13/06/2019

Asset Discovery – arbeiten mit Samthandschuhen

Große OT-Netzwerke sind oft schlecht dokumentiert, genauer gesagt über viele Jahre gewachsen. Die Folge: die Assets (= Anlagen, Computer etc.) innerhalb dieses Netzwerkes sind nicht genau erfasst. Um sich einen Überblick zu verschaffen und diesen für die Zukunft auch zu behalten, empfiehlt es sich eine Anlagenbewertung durchzuführen – oder wie es im Fachjargon heißt: ein Asset Discovery zu betreiben.

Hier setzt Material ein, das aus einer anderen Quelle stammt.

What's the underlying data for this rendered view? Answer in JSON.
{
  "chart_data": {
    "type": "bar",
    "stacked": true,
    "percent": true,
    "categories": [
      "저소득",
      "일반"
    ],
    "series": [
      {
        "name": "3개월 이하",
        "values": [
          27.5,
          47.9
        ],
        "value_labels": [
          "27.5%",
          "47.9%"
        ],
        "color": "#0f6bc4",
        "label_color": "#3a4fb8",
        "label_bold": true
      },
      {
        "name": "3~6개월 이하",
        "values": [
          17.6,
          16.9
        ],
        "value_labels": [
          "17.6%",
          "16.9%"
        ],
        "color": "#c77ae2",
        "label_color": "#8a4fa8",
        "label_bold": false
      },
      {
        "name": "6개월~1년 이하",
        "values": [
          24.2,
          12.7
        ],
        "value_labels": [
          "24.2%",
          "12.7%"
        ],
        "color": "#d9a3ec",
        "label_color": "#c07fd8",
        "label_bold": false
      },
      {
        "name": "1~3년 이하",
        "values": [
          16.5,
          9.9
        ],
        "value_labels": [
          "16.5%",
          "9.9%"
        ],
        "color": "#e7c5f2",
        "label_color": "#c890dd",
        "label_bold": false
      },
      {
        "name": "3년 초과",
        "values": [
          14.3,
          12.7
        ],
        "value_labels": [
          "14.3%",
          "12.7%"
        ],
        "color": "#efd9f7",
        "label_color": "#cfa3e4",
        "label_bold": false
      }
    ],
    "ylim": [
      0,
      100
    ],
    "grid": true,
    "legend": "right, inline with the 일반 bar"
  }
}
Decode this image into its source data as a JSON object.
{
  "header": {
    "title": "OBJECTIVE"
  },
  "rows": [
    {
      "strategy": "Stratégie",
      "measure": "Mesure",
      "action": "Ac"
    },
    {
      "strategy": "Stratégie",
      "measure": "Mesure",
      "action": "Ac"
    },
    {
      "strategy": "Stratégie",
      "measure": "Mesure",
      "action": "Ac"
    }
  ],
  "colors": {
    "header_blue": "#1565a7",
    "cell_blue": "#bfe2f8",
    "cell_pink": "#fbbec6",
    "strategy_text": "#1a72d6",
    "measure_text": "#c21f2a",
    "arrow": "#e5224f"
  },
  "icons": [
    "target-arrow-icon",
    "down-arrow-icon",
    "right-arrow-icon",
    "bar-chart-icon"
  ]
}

Eine Anlagenbewertung setzt natürlich voraus, dass man sich der bestehenden Assets bewusst ist, sprich über eine Art Inventarliste verfügt.  Für das Erkennen und Dokumentieren von Assets in einem IT-Netzwerk gibt es unzählige Standard-Tools am Markt, die jedoch nur vorsichtig in OT-Netzwerken einzusetzen sind. Warum? Alte Komponenten in einer gewachsenen Struktur neigen dazu, sich an manchen Paketen zu „verschlucken“, was mitunter zu einem Ausfall führen kann – kein wünschenswertes Ergebnis also.

 

DIE WEGE IM DETAIL

Für Asset Discovery gibt es Werkzeuge von verschiedenen Herstellern. Der gemeinsame Nenner ist die Methode, mit denen Assets in einem Netzwerk erkannt werden. Grundsätzlich gibt es aktive und passive Methoden.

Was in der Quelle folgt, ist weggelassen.